Recentemente, notei que cada vez mais pessoas se interessam por como escolher corretamente uma carteira para guardar criptomoedas. E o que é interessante é que a maioria nem sequer entende a diferença entre soluções custodiais e não custodiais. Vou explicar por que isso é importante.



O sentido de uma carteira não custodial é que você é totalmente responsável pelos seus fundos. Nenhuma terceira parte tem acesso às suas chaves privadas. Parece complicado, mas na prática isso oferece o máximo de controle e segurança. Claro, exige responsabilidade — é preciso cuidar da frase seed como se fosse um bem precioso.

Nas soluções baseadas no navegador, destacaria algumas opções testadas. MetaMask — é um clássico, funciona desde 2016 e tornou-se popular ainda na época do DeFi-boom. É conveniente, mas foca principalmente em redes compatíveis com Ethereum. Se você quer guardar diferentes ativos, isso pode ser uma limitação.

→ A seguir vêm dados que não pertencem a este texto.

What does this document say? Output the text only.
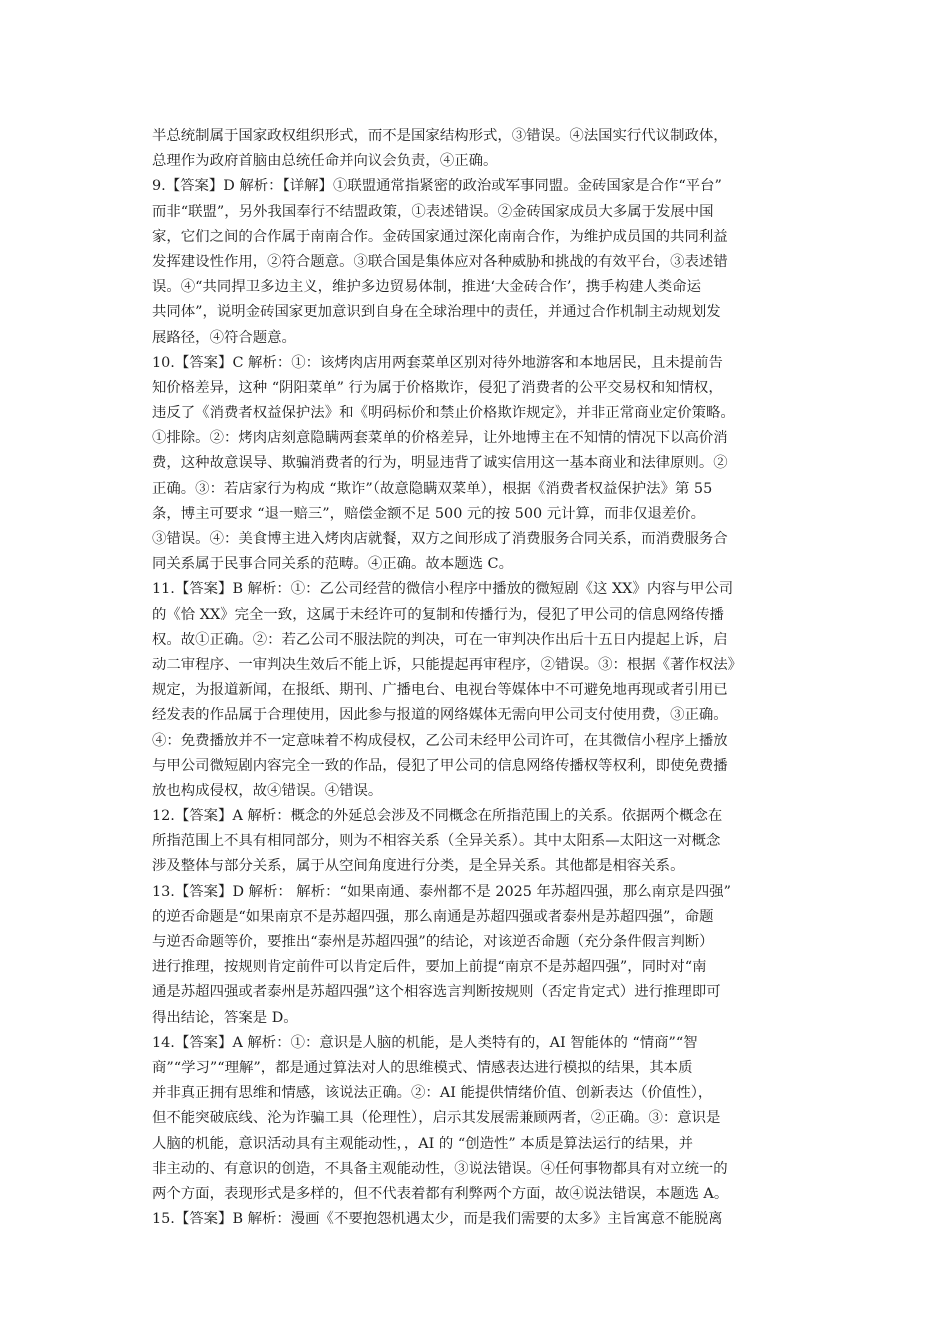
半总统制属于国家政权组织形式，而不是国家结构形式，③错误。④法国实行代议制政体，
总理作为政府首脑由总统任命并向议会负责，④正确。
9.【答案】D 解析：【详解】①联盟通常指紧密的政治或军事同盟。金砖国家是合作“平台”
而非“联盟”，另外我国奉行不结盟政策，①表述错误。②金砖国家成员大多属于发展中国
家，它们之间的合作属于南南合作。金砖国家通过深化南南合作，为维护成员国的共同利益
发挥建设性作用，②符合题意。③联合国是集体应对各种威胁和挑战的有效平台，③表述错
误。④“共同捍卫多边主义，维护多边贸易体制，推进‘大金砖合作’，携手构建人类命运
共同体”，说明金砖国家更加意识到自身在全球治理中的责任，并通过合作机制主动规划发
展路径，④符合题意。
10.【答案】C 解析：①：该烤肉店用两套菜单区别对待外地游客和本地居民，且未提前告
知价格差异，这种 “阴阳菜单” 行为属于价格欺诈，侵犯了消费者的公平交易权和知情权，
违反了《消费者权益保护法》和《明码标价和禁止价格欺诈规定》，并非正常商业定价策略。
①排除。②：烤肉店刻意隐瞒两套菜单的价格差异，让外地博主在不知情的情况下以高价消
费，这种故意误导、欺骗消费者的行为，明显违背了诚实信用这一基本商业和法律原则。②
正确。③：若店家行为构成 “欺诈”（故意隐瞒双菜单），根据《消费者权益保护法》第 55
条，博主可要求 “退一赔三”，赔偿金额不足 500 元的按 500 元计算，而非仅退差价。
③错误。④：美食博主进入烤肉店就餐，双方之间形成了消费服务合同关系，而消费服务合
同关系属于民事合同关系的范畴。④正确。故本题选 C。
11.【答案】B 解析：①：乙公司经营的微信小程序中播放的微短剧《这 XX》内容与甲公司
的《恰 XX》完全一致，这属于未经许可的复制和传播行为，侵犯了甲公司的信息网络传播
权。故①正确。②：若乙公司不服法院的判决，可在一审判决作出后十五日内提起上诉，启
动二审程序、一审判决生效后不能上诉，只能提起再审程序，②错误。③：根据《著作权法》
规定，为报道新闻，在报纸、期刊、广播电台、电视台等媒体中不可避免地再现或者引用已
经发表的作品属于合理使用，因此参与报道的网络媒体无需向甲公司支付使用费，③正确。
④：免费播放并不一定意味着不构成侵权，乙公司未经甲公司许可，在其微信小程序上播放
与甲公司微短剧内容完全一致的作品，侵犯了甲公司的信息网络传播权等权利，即使免费播
放也构成侵权，故④错误。④错误。
12.【答案】A 解析：概念的外延总会涉及不同概念在所指范围上的关系。依据两个概念在
所指范围上不具有相同部分，则为不相容关系（全异关系）。其中太阳系—太阳这一对概念
涉及整体与部分关系，属于从空间角度进行分类，是全异关系。其他都是相容关系。
13.【答案】D 解析： 解析：“如果南通、泰州都不是 2025 年苏超四强，那么南京是四强”
的逆否命题是“如果南京不是苏超四强，那么南通是苏超四强或者泰州是苏超四强”，命题
与逆否命题等价，要推出“泰州是苏超四强”的结论，对该逆否命题（充分条件假言判断）
进行推理，按规则肯定前件可以肯定后件，要加上前提“南京不是苏超四强”，同时对“南
通是苏超四强或者泰州是苏超四强”这个相容选言判断按规则（否定肯定式）进行推理即可
得出结论，答案是 D。
14.【答案】A 解析：①：意识是人脑的机能，是人类特有的，AI 智能体的 “情商”“智
商”“学习”“理解”，都是通过算法对人的思维模式、情感表达进行模拟的结果，其本质
并非真正拥有思维和情感，该说法正确。②：AI 能提供情绪价值、创新表达（价值性），
但不能突破底线、沦为诈骗工具（伦理性），启示其发展需兼顾两者，②正确。③：意识是
人脑的机能，意识活动具有主观能动性，，AI 的 “创造性” 本质是算法运行的结果，并
非主动的、有意识的创造，不具备主观能动性，③说法错误。④任何事物都具有对立统一的
两个方面，表现形式是多样的，但不代表着都有利弊两个方面，故④说法错误，本题选 A。
15.【答案】B 解析：漫画《不要抱怨机遇太少，而是我们需要的太多》主旨寓意不能脱离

MyEtherWallet também é um velho conhecido desde 2016, também voltado para Ethereum e seu ecossistema. Funciona com DApps, suporta NFTs. Mas se precisar de versatilidade com altcoins, não é a melhor escolha.

Existem carteiras de navegador mais universais, que suportam múltiplas blockchains — você pode guardar Bitcoin, Ethereum, Solana e muitas outras moedas num só lugar. Uma carteira não custodial desse nível de conveniência realmente facilita a vida. Trust Wallet também está nessa categoria — compatível com várias blockchains, permite staking direto no app, tem proteção biométrica.

Já se falarmos de segurança máxima, aí entram as carteiras de hardware. Elas armazenam as chaves privadas localmente no dispositivo, conectando-se à rede apenas para confirmar transações. Hackear uma carteira assim só é possível fisicamente, o que a torna a opção mais confiável para guardar grandes quantidades.

Ledger Nano S — é um líder reconhecido no mercado, com boa reputação. Suporta mais de mil criptomoedas, é fácil de usar até para iniciantes. A única desvantagem é a memória limitada, então se você quer guardar muitos ativos diferentes, pode ser um problema.

Trezor Model One foi lançado ainda antes — em 2014. Também é conveniente e acessível para iniciantes. Tem um aplicativo integrado para comprar criptomoedas diretamente na carteira. A qualidade de construção é um pouco inferior à do Ledger, mas funcionalmente não fica atrás.

SafePal S1 surgiu mais tarde, em 2019. Suporta 20 blockchains e mais de 10 mil tokens, incluindo NFTs. Uma funcionalidade interessante é a auto-destruição para proteção contra malware. É suportada por uma divisão de venture capital de uma grande exchange.

Ao escolher uma carteira não custodial, é importante considerar alguns fatores: quantas diferentes criptomoedas você pretende guardar, qual nível de segurança precisa, se é conveniente trabalhar com ela. Carteiras de navegador são mais práticas para uso ativo e interação com DApps. Hardware — para armazenamento de longo prazo de grandes quantidades.

O mais importante ao trabalhar com qualquer carteira é nunca compartilhar sua frase seed e senha. Essa é a sua chave para todos os fundos. Se perder a frase e esquecer a senha, não será possível recuperar o acesso. Portanto, armazene isso em um local seguro, de preferência até em formato físico. E não se esqueça de atualizar o software da carteira — essa é uma higiene básica de segurança.